From the Chinese media, it started slowly because no one was going to do anything without authorization and then quickly accelerated at warp speed to the repeated Party line of the Party heroically leading the charge against the virus.  At one point, it even got to the point where a higher up was insisting The People of Wuhan thank the Party for saving the city.  Wuhan is a city known for hot temperedness, and that statement got flamed in an outcry such as one rarely sees in China.  The guy and his proposal disappeared from all commentary overnight.

By this time, the Party was attacking this on so many levels one needed a program to keep up with hourly and daily proclamations.  Quarantine theater, we called it.  In thinking about it, theater had little to do with it.  The Party kicked into gear all tools at its disposal, meaning everything under Heaven, to stomp the virus into submission.  In retrospect, the virus was essentially extinguished by the end of March, and probably a lot earlier, but it’s impossible to know because such statistics are tightly held government property. 

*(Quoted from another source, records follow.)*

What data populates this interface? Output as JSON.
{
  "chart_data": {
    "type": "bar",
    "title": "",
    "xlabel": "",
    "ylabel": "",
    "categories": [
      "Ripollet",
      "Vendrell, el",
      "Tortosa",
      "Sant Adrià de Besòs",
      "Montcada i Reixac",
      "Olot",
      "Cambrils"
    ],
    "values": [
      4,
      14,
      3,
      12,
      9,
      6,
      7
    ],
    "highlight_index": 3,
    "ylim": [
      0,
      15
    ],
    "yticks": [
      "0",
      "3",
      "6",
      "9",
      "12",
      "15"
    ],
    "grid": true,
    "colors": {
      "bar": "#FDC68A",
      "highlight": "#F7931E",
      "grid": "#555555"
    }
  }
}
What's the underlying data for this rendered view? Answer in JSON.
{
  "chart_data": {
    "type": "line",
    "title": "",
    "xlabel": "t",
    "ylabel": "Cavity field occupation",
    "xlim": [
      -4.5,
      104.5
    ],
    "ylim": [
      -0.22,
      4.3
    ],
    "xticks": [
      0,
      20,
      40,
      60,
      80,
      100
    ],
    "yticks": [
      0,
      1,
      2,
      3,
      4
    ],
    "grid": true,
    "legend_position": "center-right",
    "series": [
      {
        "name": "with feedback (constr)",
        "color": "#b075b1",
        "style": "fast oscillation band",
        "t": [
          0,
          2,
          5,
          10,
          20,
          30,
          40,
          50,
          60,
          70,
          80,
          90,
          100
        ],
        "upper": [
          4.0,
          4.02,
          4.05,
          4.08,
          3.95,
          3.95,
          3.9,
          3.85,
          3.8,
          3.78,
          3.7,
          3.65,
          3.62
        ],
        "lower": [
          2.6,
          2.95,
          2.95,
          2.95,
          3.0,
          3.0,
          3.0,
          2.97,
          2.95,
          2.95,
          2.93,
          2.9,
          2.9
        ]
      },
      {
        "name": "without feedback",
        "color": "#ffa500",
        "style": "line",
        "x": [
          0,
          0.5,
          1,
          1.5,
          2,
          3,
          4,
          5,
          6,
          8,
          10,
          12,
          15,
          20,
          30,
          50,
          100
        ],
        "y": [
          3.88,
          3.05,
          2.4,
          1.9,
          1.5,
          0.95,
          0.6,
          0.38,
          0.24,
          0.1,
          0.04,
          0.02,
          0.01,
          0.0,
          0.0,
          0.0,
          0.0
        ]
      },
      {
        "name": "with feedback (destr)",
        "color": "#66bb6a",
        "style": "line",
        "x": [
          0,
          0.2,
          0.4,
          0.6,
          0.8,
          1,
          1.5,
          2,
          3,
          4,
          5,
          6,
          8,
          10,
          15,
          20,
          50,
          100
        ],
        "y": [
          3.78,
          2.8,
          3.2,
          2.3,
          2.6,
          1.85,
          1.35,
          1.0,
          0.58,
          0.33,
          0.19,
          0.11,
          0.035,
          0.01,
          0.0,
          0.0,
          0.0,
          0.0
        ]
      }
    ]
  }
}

There were isolated viral outbreaks which the Party immediately jumped on and extinguished, but overall, the disease, in any significantly measurable way, was done. 

I’ll leave the final analysis up to the experts, but from Ground Zero, quarantine seems to have worked remarkably well.  

What must be understood, though, is it was not just a quarantine.  It was quarantine with a tightly orchestrated program of testing coordinated with community groups monitoring local populations, hospitals existing and new built specifically for the pandemic, and all information transferred and contained in a contact tracing app in your phone. 

Seeing the scope of the campaign, and the essentially flawless execution over an entire country has informed me about the functioning of Chinese society in ways I’d never seen described or imagined.